|Ofsted Inspection Rating||Good|
|Inspection Date||11 June 2019|
|Address||Downham Road, Ely, Cambridgeshire, CB6 2SH|
|Number of Pupils||1086 (52% boys 48% girls)|
|Number of Pupils per Teacher||15.2|
|Academy Sponsor||Cambridge Meridian Academies Trust|
|Percentage Free School Meals||7.8%|
|Percentage English is Not First Language||9.8%|
Information about this school
Ely College is a larger-than-average-sized 11–18 secondary school. The school opened as part of Cambridge Meridian Academies Trust on 1 September 2016. The predecessor school, also named Ely College, was judged to require special measures when it was inspected in February 2015. The board of trustees is responsible for governance of the school, with some powers delegated to a local governing body, known as the academy council. The principal and vice-principals were appointed by the trust. The trust provides support for the school through members of its central team and training and professional development opportunities, including subject-leader networks and support for governors. The trust also regularly monitors the work of leaders and governors. The school works collaboratively with other schools in the trust. The school’s post-16 provision Bishop Laney Sixth Form was established in 2016 in collaboration with the Staploe Education Trust. It is led, managed and staffed by Ely College. It provides post-16 study programmes for Cambridge Area Partnership. The school works in partnership with Norwich City football club to provide the Norwich City regional development college football programme. The very large majority of pupils are of White British heritage. The proportion of disadvantaged pupils is slightly lower than in most secondary schools. The proportion of pupils with SEND is broadly average, including pupils with an education, health and care plan. The school uses alternative provision provided by Cambridge Regional College and West Suffolk College for a small number of pupils. The school also uses Academy 21 and Tutor My Kids for any pupils who require one-to-one or home tuition.
Summary of key findings for parents and pupils
This is a good school Leaders have transformed the school by successfully establishing a culture of high expectations of both staff and pupils.

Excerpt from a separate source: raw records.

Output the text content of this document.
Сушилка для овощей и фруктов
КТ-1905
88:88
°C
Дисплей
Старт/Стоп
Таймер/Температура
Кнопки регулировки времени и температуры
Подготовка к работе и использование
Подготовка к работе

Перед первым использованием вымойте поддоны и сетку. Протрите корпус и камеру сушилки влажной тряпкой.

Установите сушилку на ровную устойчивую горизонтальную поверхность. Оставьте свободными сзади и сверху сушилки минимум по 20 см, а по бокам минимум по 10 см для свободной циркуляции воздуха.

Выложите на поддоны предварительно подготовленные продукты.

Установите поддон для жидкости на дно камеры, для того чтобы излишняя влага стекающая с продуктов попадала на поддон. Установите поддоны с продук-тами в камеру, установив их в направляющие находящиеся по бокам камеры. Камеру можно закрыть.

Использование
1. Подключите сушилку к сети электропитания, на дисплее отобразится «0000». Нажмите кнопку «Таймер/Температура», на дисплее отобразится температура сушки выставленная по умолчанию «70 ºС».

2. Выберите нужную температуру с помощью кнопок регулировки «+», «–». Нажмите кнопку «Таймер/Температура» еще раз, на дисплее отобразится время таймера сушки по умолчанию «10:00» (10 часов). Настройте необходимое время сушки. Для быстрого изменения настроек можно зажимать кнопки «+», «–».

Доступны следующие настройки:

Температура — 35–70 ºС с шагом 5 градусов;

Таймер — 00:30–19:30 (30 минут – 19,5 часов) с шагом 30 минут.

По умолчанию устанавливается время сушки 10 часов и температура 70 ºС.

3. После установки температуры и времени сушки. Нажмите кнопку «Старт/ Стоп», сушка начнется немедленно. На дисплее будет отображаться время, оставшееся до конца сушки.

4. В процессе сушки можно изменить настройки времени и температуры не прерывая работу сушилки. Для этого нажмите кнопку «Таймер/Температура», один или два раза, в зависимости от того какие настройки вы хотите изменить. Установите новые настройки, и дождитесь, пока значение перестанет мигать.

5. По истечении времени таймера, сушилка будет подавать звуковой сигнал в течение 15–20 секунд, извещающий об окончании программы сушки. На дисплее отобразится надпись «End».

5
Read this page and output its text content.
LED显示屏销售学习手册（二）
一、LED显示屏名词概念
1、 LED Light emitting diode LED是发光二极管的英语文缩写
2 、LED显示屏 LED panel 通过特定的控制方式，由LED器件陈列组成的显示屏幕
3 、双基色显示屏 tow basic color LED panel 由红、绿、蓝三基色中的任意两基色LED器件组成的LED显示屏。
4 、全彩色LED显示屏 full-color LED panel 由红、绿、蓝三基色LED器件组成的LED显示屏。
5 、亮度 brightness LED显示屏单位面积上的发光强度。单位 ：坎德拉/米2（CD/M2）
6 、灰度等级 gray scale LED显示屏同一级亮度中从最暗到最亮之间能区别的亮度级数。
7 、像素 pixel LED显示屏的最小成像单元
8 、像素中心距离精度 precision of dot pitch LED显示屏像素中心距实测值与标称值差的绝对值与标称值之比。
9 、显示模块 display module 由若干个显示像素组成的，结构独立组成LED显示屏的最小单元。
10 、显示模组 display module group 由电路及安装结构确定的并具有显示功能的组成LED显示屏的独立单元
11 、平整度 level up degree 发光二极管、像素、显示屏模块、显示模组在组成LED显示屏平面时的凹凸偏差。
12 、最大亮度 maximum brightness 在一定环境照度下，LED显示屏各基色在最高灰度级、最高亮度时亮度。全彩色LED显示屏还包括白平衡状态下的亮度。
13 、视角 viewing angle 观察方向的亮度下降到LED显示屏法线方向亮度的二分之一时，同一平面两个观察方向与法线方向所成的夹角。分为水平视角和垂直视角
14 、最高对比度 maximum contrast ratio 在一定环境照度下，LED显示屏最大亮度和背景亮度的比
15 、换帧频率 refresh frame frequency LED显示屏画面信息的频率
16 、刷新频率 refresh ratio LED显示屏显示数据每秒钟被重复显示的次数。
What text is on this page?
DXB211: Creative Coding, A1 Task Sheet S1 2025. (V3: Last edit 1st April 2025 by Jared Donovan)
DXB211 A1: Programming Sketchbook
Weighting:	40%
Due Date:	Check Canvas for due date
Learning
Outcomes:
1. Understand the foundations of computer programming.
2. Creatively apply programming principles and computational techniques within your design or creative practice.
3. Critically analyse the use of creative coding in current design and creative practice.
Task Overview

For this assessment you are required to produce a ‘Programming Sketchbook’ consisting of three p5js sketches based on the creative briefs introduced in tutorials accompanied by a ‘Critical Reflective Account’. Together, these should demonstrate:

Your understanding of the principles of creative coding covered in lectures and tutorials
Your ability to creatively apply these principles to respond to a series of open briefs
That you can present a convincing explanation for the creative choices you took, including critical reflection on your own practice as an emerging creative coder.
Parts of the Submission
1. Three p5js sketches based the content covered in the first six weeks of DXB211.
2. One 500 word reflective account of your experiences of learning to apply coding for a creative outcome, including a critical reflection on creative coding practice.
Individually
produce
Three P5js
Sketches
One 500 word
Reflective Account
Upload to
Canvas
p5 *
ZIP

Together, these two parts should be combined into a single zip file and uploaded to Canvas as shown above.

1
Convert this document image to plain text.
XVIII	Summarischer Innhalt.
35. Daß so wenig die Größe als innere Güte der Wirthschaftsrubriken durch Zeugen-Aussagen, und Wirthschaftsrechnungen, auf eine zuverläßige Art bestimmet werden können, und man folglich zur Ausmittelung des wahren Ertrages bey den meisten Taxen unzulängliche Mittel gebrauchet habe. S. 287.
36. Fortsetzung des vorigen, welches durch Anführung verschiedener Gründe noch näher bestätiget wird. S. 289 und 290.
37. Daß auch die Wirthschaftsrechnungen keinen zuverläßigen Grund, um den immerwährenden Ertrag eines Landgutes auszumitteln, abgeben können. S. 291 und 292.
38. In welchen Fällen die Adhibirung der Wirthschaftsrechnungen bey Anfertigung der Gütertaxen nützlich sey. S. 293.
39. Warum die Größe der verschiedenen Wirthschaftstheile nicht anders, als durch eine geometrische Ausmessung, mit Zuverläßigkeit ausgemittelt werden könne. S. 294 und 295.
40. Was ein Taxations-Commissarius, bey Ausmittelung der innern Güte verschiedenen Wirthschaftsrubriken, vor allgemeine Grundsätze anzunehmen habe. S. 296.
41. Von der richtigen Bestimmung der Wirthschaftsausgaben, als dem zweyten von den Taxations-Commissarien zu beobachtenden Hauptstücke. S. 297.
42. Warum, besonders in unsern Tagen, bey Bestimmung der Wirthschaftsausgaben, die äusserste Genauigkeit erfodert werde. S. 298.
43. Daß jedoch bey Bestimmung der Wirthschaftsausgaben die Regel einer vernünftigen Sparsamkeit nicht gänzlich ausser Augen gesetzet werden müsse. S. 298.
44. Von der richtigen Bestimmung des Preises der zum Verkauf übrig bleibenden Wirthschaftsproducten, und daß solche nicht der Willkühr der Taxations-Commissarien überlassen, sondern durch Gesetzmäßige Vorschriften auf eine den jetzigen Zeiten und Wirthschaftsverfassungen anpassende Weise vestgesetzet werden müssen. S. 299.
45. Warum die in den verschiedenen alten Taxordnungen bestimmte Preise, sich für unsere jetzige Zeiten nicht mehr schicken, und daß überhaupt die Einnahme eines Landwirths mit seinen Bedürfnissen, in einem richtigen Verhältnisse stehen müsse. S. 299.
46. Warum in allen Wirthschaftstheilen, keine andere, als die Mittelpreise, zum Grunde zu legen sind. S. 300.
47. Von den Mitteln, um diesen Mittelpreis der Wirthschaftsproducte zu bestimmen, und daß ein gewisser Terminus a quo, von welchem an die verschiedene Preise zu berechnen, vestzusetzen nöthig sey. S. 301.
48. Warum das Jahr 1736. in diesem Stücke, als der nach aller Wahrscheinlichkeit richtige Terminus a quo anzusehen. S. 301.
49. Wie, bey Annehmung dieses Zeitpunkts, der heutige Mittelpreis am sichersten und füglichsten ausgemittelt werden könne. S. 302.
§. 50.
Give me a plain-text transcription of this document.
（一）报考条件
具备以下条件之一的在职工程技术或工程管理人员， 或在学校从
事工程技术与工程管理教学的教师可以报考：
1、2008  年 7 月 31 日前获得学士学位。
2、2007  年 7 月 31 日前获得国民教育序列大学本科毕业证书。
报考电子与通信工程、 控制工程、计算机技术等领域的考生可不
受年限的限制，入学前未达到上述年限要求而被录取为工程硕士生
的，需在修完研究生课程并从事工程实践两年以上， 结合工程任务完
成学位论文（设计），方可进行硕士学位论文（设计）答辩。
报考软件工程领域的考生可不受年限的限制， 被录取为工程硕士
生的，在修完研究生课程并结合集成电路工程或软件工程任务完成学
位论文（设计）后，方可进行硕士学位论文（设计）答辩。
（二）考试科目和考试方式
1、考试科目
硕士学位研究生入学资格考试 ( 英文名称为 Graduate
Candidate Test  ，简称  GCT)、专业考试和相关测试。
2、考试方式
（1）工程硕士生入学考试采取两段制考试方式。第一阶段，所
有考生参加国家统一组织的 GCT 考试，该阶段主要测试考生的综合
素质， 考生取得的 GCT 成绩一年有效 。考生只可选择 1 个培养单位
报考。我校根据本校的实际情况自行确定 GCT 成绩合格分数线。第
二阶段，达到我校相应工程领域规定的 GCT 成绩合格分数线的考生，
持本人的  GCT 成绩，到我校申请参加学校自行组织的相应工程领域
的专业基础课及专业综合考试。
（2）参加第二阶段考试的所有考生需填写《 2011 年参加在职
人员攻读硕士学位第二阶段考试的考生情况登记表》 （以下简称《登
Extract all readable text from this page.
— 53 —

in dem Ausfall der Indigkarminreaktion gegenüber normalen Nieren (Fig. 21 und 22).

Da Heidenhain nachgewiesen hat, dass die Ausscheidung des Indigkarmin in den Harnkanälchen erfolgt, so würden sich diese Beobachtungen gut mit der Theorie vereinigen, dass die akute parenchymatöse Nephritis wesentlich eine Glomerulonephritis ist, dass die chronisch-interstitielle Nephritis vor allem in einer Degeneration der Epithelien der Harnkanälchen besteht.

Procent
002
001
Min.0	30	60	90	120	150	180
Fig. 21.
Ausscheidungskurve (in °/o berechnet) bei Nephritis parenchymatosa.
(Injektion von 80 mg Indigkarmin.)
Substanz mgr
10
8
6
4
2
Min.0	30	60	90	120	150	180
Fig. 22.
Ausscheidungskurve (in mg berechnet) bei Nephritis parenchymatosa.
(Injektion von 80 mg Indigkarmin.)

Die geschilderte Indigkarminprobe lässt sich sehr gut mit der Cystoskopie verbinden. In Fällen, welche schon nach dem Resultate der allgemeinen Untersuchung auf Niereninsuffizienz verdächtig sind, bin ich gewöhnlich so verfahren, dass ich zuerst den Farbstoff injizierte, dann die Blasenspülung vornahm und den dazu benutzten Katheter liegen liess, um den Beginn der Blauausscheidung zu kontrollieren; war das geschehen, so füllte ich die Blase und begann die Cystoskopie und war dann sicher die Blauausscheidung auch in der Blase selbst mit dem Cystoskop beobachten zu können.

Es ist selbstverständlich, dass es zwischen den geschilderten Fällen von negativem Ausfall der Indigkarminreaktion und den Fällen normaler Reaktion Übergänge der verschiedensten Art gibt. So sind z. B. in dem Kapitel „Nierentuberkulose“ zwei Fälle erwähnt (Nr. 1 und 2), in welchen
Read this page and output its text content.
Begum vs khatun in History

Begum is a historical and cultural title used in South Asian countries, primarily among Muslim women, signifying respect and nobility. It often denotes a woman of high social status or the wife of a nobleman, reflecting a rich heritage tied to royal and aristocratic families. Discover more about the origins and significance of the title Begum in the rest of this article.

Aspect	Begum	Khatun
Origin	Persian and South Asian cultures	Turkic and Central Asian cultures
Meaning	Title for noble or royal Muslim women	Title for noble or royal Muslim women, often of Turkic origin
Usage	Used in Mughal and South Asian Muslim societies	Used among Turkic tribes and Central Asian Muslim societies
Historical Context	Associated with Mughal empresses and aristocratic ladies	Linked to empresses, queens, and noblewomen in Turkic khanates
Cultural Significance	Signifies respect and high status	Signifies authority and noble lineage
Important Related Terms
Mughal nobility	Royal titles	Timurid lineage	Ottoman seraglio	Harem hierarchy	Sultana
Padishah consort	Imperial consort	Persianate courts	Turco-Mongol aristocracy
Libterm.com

As a result, the quality of education has improved rapidly. Parents, carers and pupils recognise the significant improvements that leaders have made. Leaders have worked relentlessly to improve behaviour, teaching and achievement. Staff share leaders’ ambition and want the best for pupils. Teaching is effective in helping most pupils to make strong progress in many subjects, including English and mathematics. Leaders have carefully constructed a curriculum that supports pupils’ academic and personal development well. An extensive range of extra-curricular activities, a well-planned personal social and health education (PSHE) programme and the PLEDGES system contribute strongly to preparing pupils for life in modern Britain. The Cambridge Meridian Academies Trust (the trust) has been instrumental in securing rapid improvements in the school. School leaders’ work with the trust has contributed to improved teaching, learning and assessment and ensuring that leadership at all levels is strong. Governors have a comprehensive knowledge of the school. They provide appropriate support and challenge, which ensure that school leaders’ actions result in improvements. Adults know pupils well and provide them with the support needed to complete their studies and progress to education, training or employment. The sixth form provision is good. Students typically achieve well on the vocational courses offered. Leaders have re-introduced A-level courses to broaden opportunities for post-16 study in the local area. Disadvantaged pupils have not achieved as well as they should by the end of key stage 4. The progress of disadvantaged pupils currently in the school is improving, because of raised expectations and well-considered support. Pupils’ behaviour is improving and is good. There remains a small number of pupils who do not consistently meet adults’ high expectations of behaviour. Pupils attend regularly. Attendance is above the national average. However, the attendance of disadvantaged pupils is not yet as high as for other pupils in the school.